モノづくりとサーキュラーエコノミーが両立する未来を目指して
現在、「自動精緻解体システム」の開発は、人による解体作業を、最適化するAIに学習させていく、データ入力のフェーズにあります。その後、2027年までに主要な作業の自動化を行いながら事業の基盤を固め、同時に海外にも展開していく予定です。さらに2035年にはあらゆる車種や複雑作業を含む全作業の自動化を実現するロードマップを描いています。
2035年の理想の未来像として、奥田は「モノづくりとサーキュラーエコノミーが両立する社会をつくっていきたい」と語ります。
「サーキュラーエコノミーでは、新しくモノをつくること自体を減らすことが是とされています。つまり、我々のような製造業は、サーキュラーエコノミーにおいては“悪”のように思われるかもしれません。
しかし、モノづくりとは、私たちの生活を豊かにし、人の創造性をより高める活動なんです。
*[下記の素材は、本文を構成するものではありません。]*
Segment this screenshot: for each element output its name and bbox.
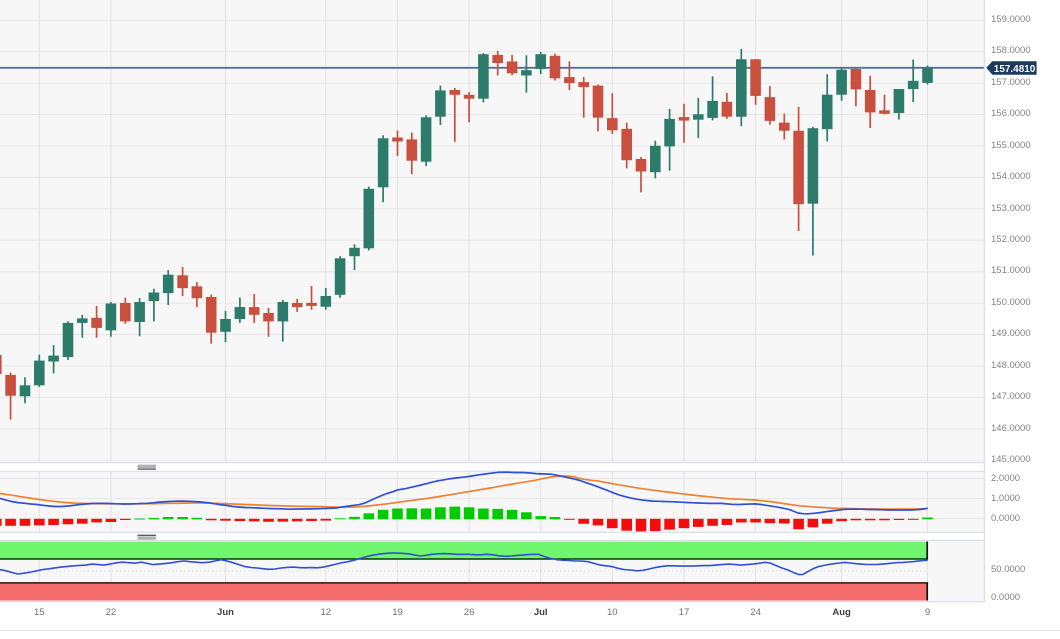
svg-text:157.4810: 157.4810 bbox=[994, 64, 1036, 75]
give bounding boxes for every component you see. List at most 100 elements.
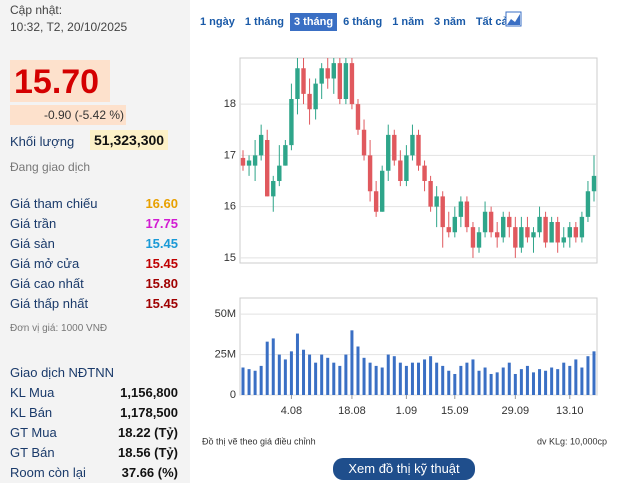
candle-body <box>313 83 318 110</box>
tab[interactable]: 3 năm <box>434 16 466 28</box>
candle-body <box>367 155 373 192</box>
volume-bar <box>568 365 572 395</box>
volume-bar <box>538 369 542 395</box>
tab[interactable]: 1 ngày <box>200 16 235 28</box>
x-tick-label: 15.09 <box>441 405 469 417</box>
candle-body <box>319 68 324 84</box>
candle-body <box>258 134 264 156</box>
stat-value: 15.45 <box>145 236 178 251</box>
candle-body <box>392 134 397 161</box>
x-tick-label: 13.10 <box>556 405 584 417</box>
stat-label: Giá thấp nhất <box>10 296 89 311</box>
volume-bar <box>586 356 590 395</box>
tabs: 1 ngày 1 tháng 3 tháng 6 tháng 1 năm 3 năm Tất… <box>196 12 514 31</box>
unit-note: Đơn vị giá: 1000 VNĐ <box>10 323 108 334</box>
stat-value: 15.45 <box>145 296 178 311</box>
candle-body <box>301 68 306 94</box>
foreign-title: Giao dịch NĐTNN <box>10 365 115 380</box>
technical-chart-button[interactable]: Xem đồ thị kỹ thuật <box>333 458 475 480</box>
foreign-label: GT Bán <box>10 445 55 460</box>
chart: Đồ thị vẽ theo giá điều chỉnh dv KLg: 10… <box>202 11 607 446</box>
stat-row: Giá trần 17.75 <box>10 216 178 231</box>
volume-bar <box>241 367 245 395</box>
volume-bar <box>302 349 306 395</box>
candle-body <box>373 191 379 212</box>
candle-body <box>404 155 409 181</box>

モノづくりをライフサイクル全域で捉え、人類の幸福のために、サステイナブルかつクリエイティブなモノづくりを実践していきたいと思っています。
もし、『つくったモノを、つくる前の状態にきれいに戻して、また新たなモノにつくり変える』ことができる世界が実現するのであれば、モノづくりは決して悪とはいえないでしょう。